Laura Altfeld, professora associada de biologia e ecologia na Universidade St. Leo, uma instituição católica na Flórida, também alertou sobre potenciais efeitos negativos. Muitos ecossistemas existentes já foram alterados pela atividade humana, o que pode dificultar a adaptação de espécies reintroduzidas.

No entanto, Altfeld reconheceu que, se feita corretamente, a reintrodução pode ajudar a restaurar funções ecológicas e aumentar a biodiversidade, especialmente em áreas de alta latitude como o Ártico, onde as mudanças climáticas estão alterando rapidamente as condições.

Qualquer reintrodução, ele enfatizou, deve ser guiada por um "consenso de especialistas ecológicos" e não por interesses comerciais.

"Essa tecnologia é incrivelmente poderosa e deve ser usada com muita cautela, levando em consideração o bem-estar animal e uma conexão clara com a conservação", acrescentou.

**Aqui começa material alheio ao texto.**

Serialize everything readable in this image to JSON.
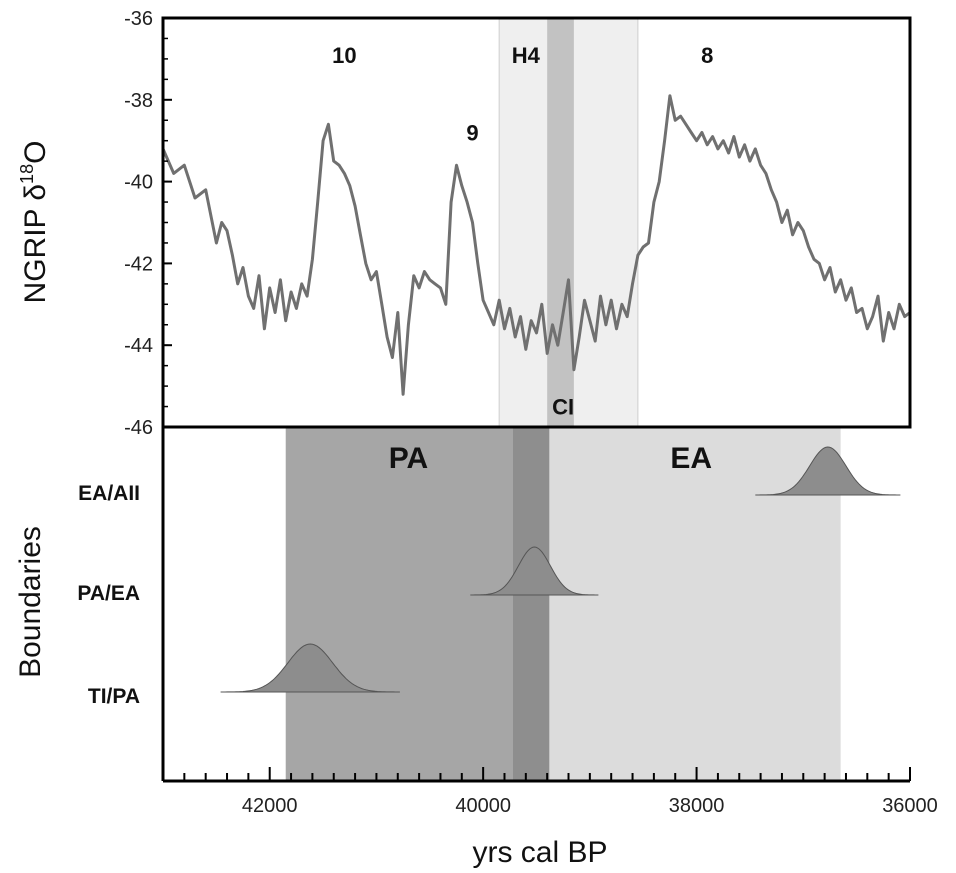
{
  "chart_data": [
    {
      "type": "line",
      "panel": "top",
      "ylabel_main": "NGRIP δ",
      "ylabel_sup": "18",
      "ylabel_tail": "O",
      "xlim": [
        43000,
        36000
      ],
      "ylim": [
        -46,
        -36
      ],
      "yticks": [
        -36,
        -38,
        -40,
        -42,
        -44,
        -46
      ],
      "grid": false,
      "series": [
        {
          "color": "#707070",
          "x": [
            43000,
            42900,
            42800,
            42700,
            42600,
            42500,
            42450,
            42400,
            42350,
            42300,
            42250,
            42200,
            42150,
            42100,
            42050,
            42000,
            41950,
            41900,
            41850,
            41800,
            41750,
            41700,
            41650,
            41600,
            41550,
            41500,
            41450,
            41400,
            41350,
            41300,
            41250,
            41200,
            41150,
            41100,
            41050,
            41000,
            40950,
            40900,
            40850,
            40800,
            40750,
            40700,
            40650,
            40600,
            40550,
            40500,
            40450,
            40400,
            40350,
            40300,
            40250,
            40200,
            40150,
            40100,
            40050,
            40000,
            39950,
            39900,
            39850,
            39800,
            39750,
            39700,
            39650,
            39600,
            39550,
            39500,
            39450,
            39400,
            39350,
            39300,
            39250,
            39200,
            39150,
            39100,
            39050,
            39000,
            38950,
            38900,
            38850,
            38800,
            38750,
            38700,
            38650,
            38600,
            38550,
            38500,
            38450,
            38400,
            38350,
            38300,
            38250,
            38200,
            38150,
            38100,
            38050,
            38000,
            37950,
            37900,
            37850,
            37800,
            37750,
            37700,
            37650,
            37600,
            37550,
            37500,
            37450,
            37400,
            37350,
            37300,
            37250,
            37200,
            37150,
            37100,
            37050,
            37000,
            36950,
            36900,
            36850,
            36800,
            36750,
            36700,
            36650,
            36600,
            36550,
            36500,
            36450,
            36400,
            36350,
            36300,
            36250,
            36200,
            36150,
            36100,
            36050,
            36000
          ],
          "y": [
            -39.2,
            -39.8,
            -39.6,
            -40.4,
            -40.2,
            -41.5,
            -41.0,
            -41.2,
            -41.8,
            -42.5,
            -42.1,
            -42.8,
            -43.1,
            -42.3,
            -43.6,
            -42.6,
            -43.2,
            -42.4,
            -43.4,
            -42.7,
            -43.1,
            -42.5,
            -42.8,
            -41.9,
            -40.5,
            -39.0,
            -38.6,
            -39.5,
            -39.6,
            -39.8,
            -40.1,
            -40.6,
            -41.3,
            -42.0,
            -42.4,
            -42.2,
            -43.0,
            -43.8,
            -44.3,
            -43.2,
            -45.2,
            -43.5,
            -42.3,
            -42.6,
            -42.2,
            -42.4,
            -42.5,
            -42.6,
            -43.0,
            -40.5,
            -39.6,
            -40.1,
            -40.5,
            -41.0,
            -42.0,
            -42.9,
            -43.2,
            -43.5,
            -42.9,
            -43.6,
            -43.1,
            -43.8,
            -43.3,
            -44.1,
            -43.4,
            -43.7,
            -43.0,
            -44.2,
            -43.5,
            -44.0,
            -43.2,
            -42.4,
            -44.6,
            -43.8,
            -42.9,
            -43.4,
            -43.9,
            -42.8,
            -43.5,
            -42.9,
            -43.6,
            -43.0,
            -43.3,
            -42.5,
            -41.8,
            -41.6,
            -41.5,
            -40.5,
            -40.0,
            -39.0,
            -37.9,
            -38.5,
            -38.4,
            -38.6,
            -38.8,
            -39.0,
            -38.8,
            -39.1,
            -38.9,
            -39.2,
            -39.0,
            -39.3,
            -38.9,
            -39.4,
            -39.1,
            -39.5,
            -39.2,
            -39.6,
            -39.8,
            -40.2,
            -40.5,
            -41.0,
            -40.7,
            -41.3,
            -41.0,
            -41.2,
            -41.6,
            -41.9,
            -42.0,
            -42.4,
            -42.1,
            -42.7,
            -42.4,
            -42.9,
            -42.6,
            -43.2,
            -43.1,
            -43.6,
            -43.3,
            -42.8,
            -43.9,
            -43.2,
            -43.6,
            -43.0,
            -43.3,
            -43.2
          ]
        }
      ],
      "annotations": [
        {
          "text": "10",
          "x": 41300,
          "y": -37.1
        },
        {
          "text": "9",
          "x": 40100,
          "y": -39.0
        },
        {
          "text": "H4",
          "x": 39600,
          "y": -37.1
        },
        {
          "text": "8",
          "x": 37900,
          "y": -37.1
        },
        {
          "text": "CI",
          "x": 39250,
          "y": -45.7
        }
      ],
      "shaded_bands": [
        {
          "x0": 39850,
          "x1": 38550,
          "color": "#efefef"
        },
        {
          "x0": 39400,
          "x1": 39150,
          "color": "#c2c2c2"
        }
      ]
    },
    {
      "type": "area",
      "panel": "bottom",
      "ylabel": "Boundaries",
      "xlabel": "yrs cal BP",
      "xlim": [
        43000,
        36000
      ],
      "xticks": [
        42000,
        40000,
        38000,
        36000
      ],
      "categories": [
        "EA/AII",
        "PA/EA",
        "TI/PA"
      ],
      "periods": [
        {
          "label": "PA",
          "x0": 41850,
          "x1": 39400,
          "color": "#a6a6a6"
        },
        {
          "label": "EA",
          "x0": 39400,
          "x1": 36650,
          "color": "#dcdcdc"
        }
      ],
      "overlap_band": {
        "x0": 39720,
        "x1": 39380,
        "color": "#8e8e8e"
      },
      "boundaries": [
        {
          "name": "EA/AII",
          "peak": 36770,
          "sd": 170,
          "range68": [
            37020,
            36630
          ],
          "range95": [
            37250,
            36500
          ]
        },
        {
          "name": "PA/EA",
          "peak": 39520,
          "sd": 150,
          "range68": [
            39750,
            39370
          ],
          "range95": [
            39980,
            39170
          ]
        },
        {
          "name": "TI/PA",
          "peak": 41620,
          "sd": 210,
          "range68": [
            41870,
            41420
          ],
          "range95": [
            42100,
            41220
          ]
        }
      ]
    }
  ]
}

Altfeld também reconheceu que os avanços da Colossal podem ser benéficos para a preservação de espécies ameaçadas de extinção, introduzindo diversidade genética onde a endogamia ameaça sua sobrevivência.

"Existem espécies ameaçadas de extinção cujas populações são tão limitadas geneticamente que inevitavelmente se extinguirão sem intervenção. Qualquer tecnologia que possa reintroduzir a diversidade genética tem um potencial enorme", escreveu ele.

Ele concluiu que envolver os alunos no debate sobre a ética da edição genética é essencial, dado o rápido progresso neste campo.

«Encorajo todos a fazerem o mesmo, sejam católicos ou não. "Nunca é um erro adquirir conhecimento e dialogar sobre os tópicos mais difíceis e controversos", concluiu.